Doordat Bavinck vrij ver af stond van de ledeboerianen wist hij niet dat er in Beversluis’ boekje soms een onware visie werd gegeven en dat er af en toe –opzettelijk of uit onwetendheid?– onjuiste conclusies werden getrokken. Evenmin kon Bavinck vermoeden dat iets dergelijks in 1902 en 1903 opnieuw zou gebeuren, zij het niet in een publicatie. In zijn boek ”Klacht en jubel” heeft ds. C. de Jongste de scheuring en de hereniging van Beversluis met de dijkeaanse tak van de ledeboerianen uiteengezet in het hoofdstuk ”Doe het beschreien, wat ’t misdeed”. Veel van Beversluis heeft hij daarbij vergoelijkt, en daarvan was opnieuw sprake toen hij de Vereniging van 1907 beschreef. Het boek van J. M. Vermeulen, ”Herder in de noodkerk”, toont dat op grond van ”de feiten van 1907”, zoals de ondertitel luidt, duidelijk aan.

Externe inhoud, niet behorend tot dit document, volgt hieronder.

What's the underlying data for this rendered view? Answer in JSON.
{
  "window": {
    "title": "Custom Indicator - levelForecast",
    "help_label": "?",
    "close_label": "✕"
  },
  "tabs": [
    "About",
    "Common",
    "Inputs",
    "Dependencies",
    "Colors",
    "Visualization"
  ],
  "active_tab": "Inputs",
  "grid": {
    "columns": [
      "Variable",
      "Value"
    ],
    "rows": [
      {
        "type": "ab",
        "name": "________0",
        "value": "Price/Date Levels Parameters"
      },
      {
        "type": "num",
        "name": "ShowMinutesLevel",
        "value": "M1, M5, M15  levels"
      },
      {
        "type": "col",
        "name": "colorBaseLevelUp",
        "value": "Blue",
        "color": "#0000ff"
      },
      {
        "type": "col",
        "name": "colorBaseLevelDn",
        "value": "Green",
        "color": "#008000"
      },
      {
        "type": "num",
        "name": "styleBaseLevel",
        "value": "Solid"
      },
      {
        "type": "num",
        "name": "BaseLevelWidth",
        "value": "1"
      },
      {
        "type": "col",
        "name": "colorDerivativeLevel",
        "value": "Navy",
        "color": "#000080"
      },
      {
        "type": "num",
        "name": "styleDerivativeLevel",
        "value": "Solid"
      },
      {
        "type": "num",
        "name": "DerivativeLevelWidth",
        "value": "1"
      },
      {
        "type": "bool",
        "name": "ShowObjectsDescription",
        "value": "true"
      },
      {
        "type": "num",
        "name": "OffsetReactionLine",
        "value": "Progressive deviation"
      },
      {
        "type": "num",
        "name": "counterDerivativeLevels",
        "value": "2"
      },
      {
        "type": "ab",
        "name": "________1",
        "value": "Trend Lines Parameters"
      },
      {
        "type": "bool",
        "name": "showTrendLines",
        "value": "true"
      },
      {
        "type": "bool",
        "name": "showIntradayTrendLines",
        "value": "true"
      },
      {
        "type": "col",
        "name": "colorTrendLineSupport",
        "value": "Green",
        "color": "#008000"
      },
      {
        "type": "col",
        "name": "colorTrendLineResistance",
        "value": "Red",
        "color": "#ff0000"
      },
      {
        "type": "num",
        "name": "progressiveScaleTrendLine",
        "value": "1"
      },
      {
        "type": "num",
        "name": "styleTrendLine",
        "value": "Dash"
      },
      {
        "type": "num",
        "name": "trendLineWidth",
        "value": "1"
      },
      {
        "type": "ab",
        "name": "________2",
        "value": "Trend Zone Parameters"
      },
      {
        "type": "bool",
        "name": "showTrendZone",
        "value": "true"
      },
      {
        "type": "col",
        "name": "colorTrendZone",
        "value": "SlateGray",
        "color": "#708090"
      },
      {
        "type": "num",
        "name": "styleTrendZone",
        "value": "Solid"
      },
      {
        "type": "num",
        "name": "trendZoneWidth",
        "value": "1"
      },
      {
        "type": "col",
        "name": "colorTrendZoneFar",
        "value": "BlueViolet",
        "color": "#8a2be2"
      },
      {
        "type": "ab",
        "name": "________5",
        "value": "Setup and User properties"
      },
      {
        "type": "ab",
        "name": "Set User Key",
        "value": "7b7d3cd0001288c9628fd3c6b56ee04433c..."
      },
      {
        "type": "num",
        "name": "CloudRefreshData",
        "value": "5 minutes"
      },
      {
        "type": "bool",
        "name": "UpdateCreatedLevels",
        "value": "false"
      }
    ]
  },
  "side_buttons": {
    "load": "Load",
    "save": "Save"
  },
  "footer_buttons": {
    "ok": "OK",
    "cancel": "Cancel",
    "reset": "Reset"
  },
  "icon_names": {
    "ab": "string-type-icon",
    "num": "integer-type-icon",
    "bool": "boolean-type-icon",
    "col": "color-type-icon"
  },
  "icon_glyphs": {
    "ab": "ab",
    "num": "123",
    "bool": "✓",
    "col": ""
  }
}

De conclusies van Vermeulen zijn overtuigend, hoewel schokkend. Komt dat mede doordat Vermeulen zo hartstochtelijk de kant van ds. Laurus Boone kiest? Want dat hij dat doet, blijkt op meerdere plaatsen, tot in de bijschriften van de illustraties toe. Zo is op bladzijde 169 een portret van ds. Nicolaas Hendrik Beversluis te zien in de hoedanigheid van voorzitter van de vergadering waarop de Vereniging van 1907 plaatsvond. Het bijschrift luidt: „Voorzitter Beversluis misleidde de vergaderingen herhaaldelijk.”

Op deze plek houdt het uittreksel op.